Haskellers,

Let's say I want to evaluate a function of type (a->a->...->a->a),
taking the arguments from a list. If know the function ahead of time,
I can simply wrap it:

foo a b c d = ...
wrapFoo (a:b:c:d:_) = foo a b c d

But, as an exercise, I challenged myself to write a function,
multApply :: (a->a->...->a->a) -> [a] -> a, that automatically does
the wrapping for any such function.

On #haskell Don Stewart suggested I look at printf, but I've yet to
put much thought into whether that method will work here.

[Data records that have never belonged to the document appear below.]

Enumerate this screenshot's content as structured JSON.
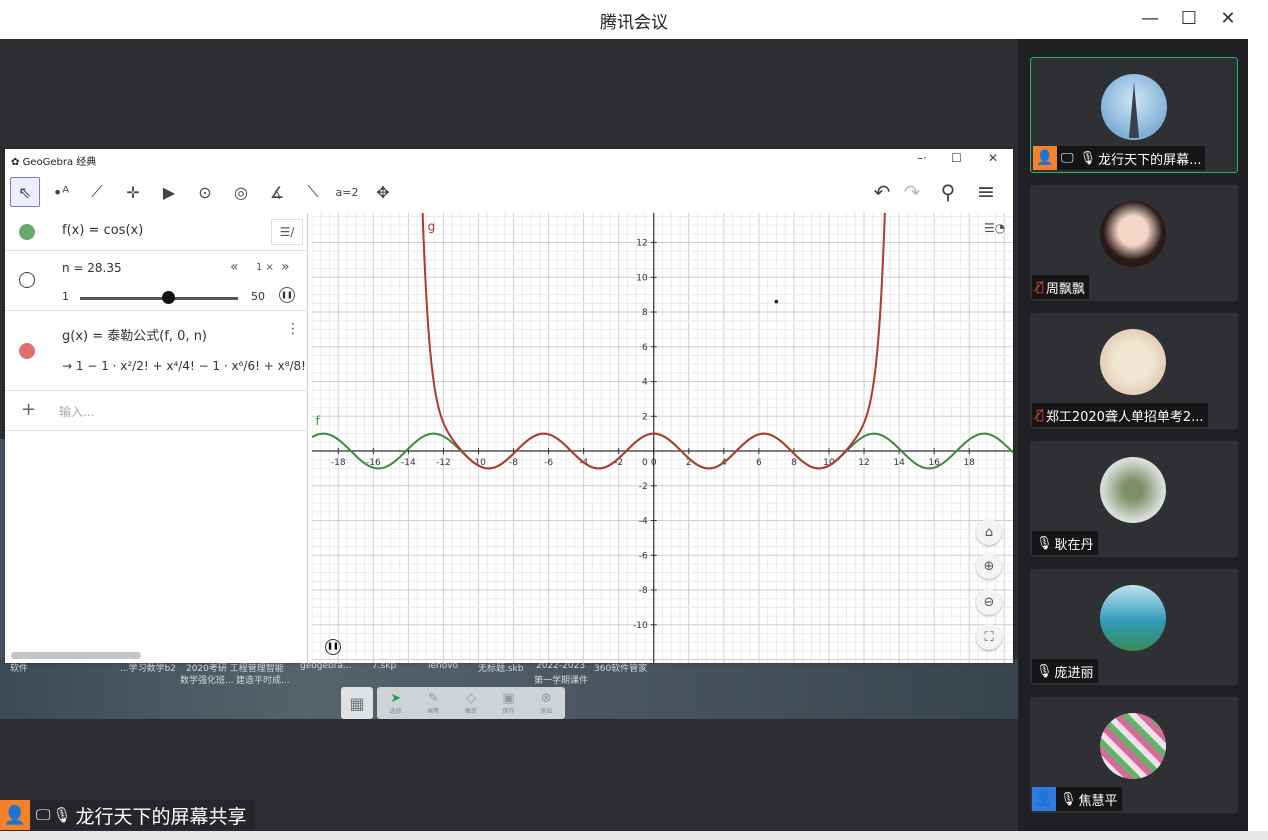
{
  "app": {
    "title": "腾讯会议"
  },
  "window_controls": {
    "minimize": "—",
    "maximize": "☐",
    "close": "✕"
  },
  "share": {
    "label": "龙行天下的屏幕共享",
    "avatar_color": "#f5822a"
  },
  "participants": [
    {
      "name": "龙行天下的屏幕...",
      "mic": "on",
      "sharing": true,
      "badge_color": "#f5822a",
      "active": true
    },
    {
      "name": "周飘飘",
      "mic": "muted"
    },
    {
      "name": "郑工2020聋人单招单考2...",
      "mic": "muted"
    },
    {
      "name": "耿在丹",
      "mic": "on"
    },
    {
      "name": "庞进丽",
      "mic": "on"
    },
    {
      "name": "焦慧平",
      "mic": "on",
      "badge_color": "#2f7ae5"
    }
  ],
  "desktop_icons": [
    "软件",
    "...学习数学b2",
    "2020考研 工程管理智能",
    "geogebra...",
    "7.skp",
    "lenovo",
    "无标题.skb",
    "2022-2023",
    "360软件管家"
  ],
  "desktop_icons_line2": [
    "数学强化班...",
    "建造平时成...",
    "第一学期课件"
  ],
  "annotation_tools": [
    {
      "icon": "pointer-icon",
      "glyph": "➤",
      "label": "选择",
      "active": true
    },
    {
      "icon": "pen-icon",
      "glyph": "✎",
      "label": "画笔"
    },
    {
      "icon": "eraser-icon",
      "glyph": "◇",
      "label": "橡皮"
    },
    {
      "icon": "save-icon",
      "glyph": "▣",
      "label": "保存"
    },
    {
      "icon": "exit-icon",
      "glyph": "⊗",
      "label": "退出"
    }
  ],
  "geogebra": {
    "title": "GeoGebra 经典",
    "algebra": {
      "f_expr": "f(x)  =  cos(x)",
      "n_label": "n  =  28.35",
      "n_value": 28.35,
      "n_min_label": "1",
      "n_max_label": "50",
      "n_min": 1,
      "n_max": 50,
      "speed": "1 ×",
      "speed_prev": "«",
      "speed_next": "»",
      "g_expr": "g(x)  =  泰勒公式(f, 0, n)",
      "g_result": "→  1 − 1 · x²/2! + x⁴/4! − 1 · x⁶/6! + x⁸/8! − 1 · x¹⁰/10! +",
      "input_placeholder": "输入...",
      "plus": "+",
      "f_color": "#6aa86a",
      "g_color": "#e07070"
    },
    "graph": {
      "f_label": "f",
      "g_label": "g",
      "f_color": "#3a8a3a",
      "g_color": "#b03a2e"
    }
  },
  "chart_data": {
    "type": "line",
    "xlim": [
      -19.5,
      20.5
    ],
    "ylim": [
      -12.2,
      13.7
    ],
    "x_ticks": [
      -18,
      -16,
      -14,
      -12,
      -10,
      -8,
      -6,
      -4,
      -2,
      0,
      2,
      4,
      6,
      8,
      10,
      12,
      14,
      16,
      18
    ],
    "y_ticks": [
      -10,
      -8,
      -6,
      -4,
      -2,
      2,
      4,
      6,
      8,
      10,
      12
    ],
    "grid": true,
    "series": [
      {
        "name": "f",
        "function": "cos(x)"
      },
      {
        "name": "g",
        "function": "Taylor(cos, 0, n)",
        "n": 28.35
      }
    ],
    "points": [
      {
        "x": 7.0,
        "y": 8.6
      }
    ]
  }
}
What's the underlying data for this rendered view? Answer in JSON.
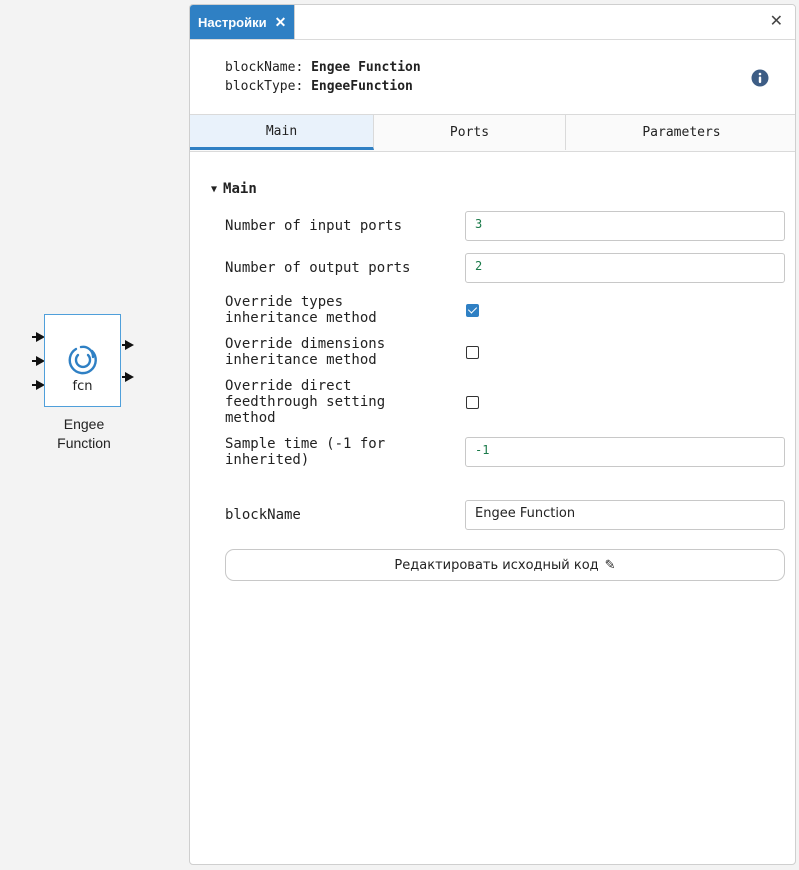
{
  "canvas": {
    "block": {
      "icon": "engee-logo-icon",
      "text": "fcn",
      "caption_line1": "Engee",
      "caption_line2": "Function",
      "input_ports": 3,
      "output_ports": 2,
      "border_color": "#4f9fda"
    }
  },
  "panel": {
    "tab_title": "Настройки",
    "tab_close_icon": "close-icon",
    "close_icon": "close-icon",
    "accent_color": "#2f80c4",
    "meta": {
      "block_name_key": "blockName:",
      "block_name_value": "Engee Function",
      "block_type_key": "blockType:",
      "block_type_value": "EngeeFunction"
    },
    "info_icon": "info-icon",
    "subtabs": [
      {
        "label": "Main",
        "active": true
      },
      {
        "label": "Ports",
        "active": false
      },
      {
        "label": "Parameters",
        "active": false
      }
    ],
    "section": {
      "title": "Main",
      "caret_icon": "caret-down-icon"
    },
    "fields": {
      "num_inputs_label": "Number of input ports",
      "num_inputs_value": "3",
      "num_outputs_label": "Number of output ports",
      "num_outputs_value": "2",
      "override_types_label_l1": "Override types",
      "override_types_label_l2": "inheritance method",
      "override_types_checked": true,
      "override_dims_label_l1": "Override dimensions",
      "override_dims_label_l2": "inheritance method",
      "override_dims_checked": false,
      "override_feed_label_l1": "Override direct",
      "override_feed_label_l2": "feedthrough setting",
      "override_feed_label_l3": "method",
      "override_feed_checked": false,
      "sample_time_label_l1": "Sample time (-1 for",
      "sample_time_label_l2": "inherited)",
      "sample_time_value": "-1",
      "block_name_label": "blockName",
      "block_name_value": "Engee Function"
    },
    "edit_button": {
      "label": "Редактировать исходный код",
      "icon": "pencil-icon"
    }
  }
}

I'm posting my solution in hopes to learn from your comments. This
solution uses fundeps, multi-parameter classes, and overlapping
instances. Note that I don't actually understand these things! :)

------------------------ MultApply.hs ------------------------------
{-# OPTIONS -fglasgow-exts -fallow-overlapping-instances #-}

module MultApply where

class MultApply func arg | func -> arg where
   multApply :: func -> [arg] -> arg

instance MultApply (a->a) a where
   multApply f (x:xs) = f x
   multApply f _      = error "MultApply: one too few args"

instance MultApply cascade a => MultApply (a -> cascade) a where
   multApply f (x:xs) = multApply (f x) xs
   multApply f _      = error "MultApply: n too few args"


-- some random examples
oneArg = multApply sqrt [25..]
twoArg = multApply (+) [1..]
fiveArg = multApply (\a b c d e -> sqrt ((a+b)^2+(d-e)^2)-5*c) [13..]

-------------------End File ------------------------

Results in ghci:

*MultApply> oneArg
5.0
*MultApply> fiveArg
-47.981487827787404

To compose your own examples in ghci, you'll need
-fallow-overlapping-instances on the command line.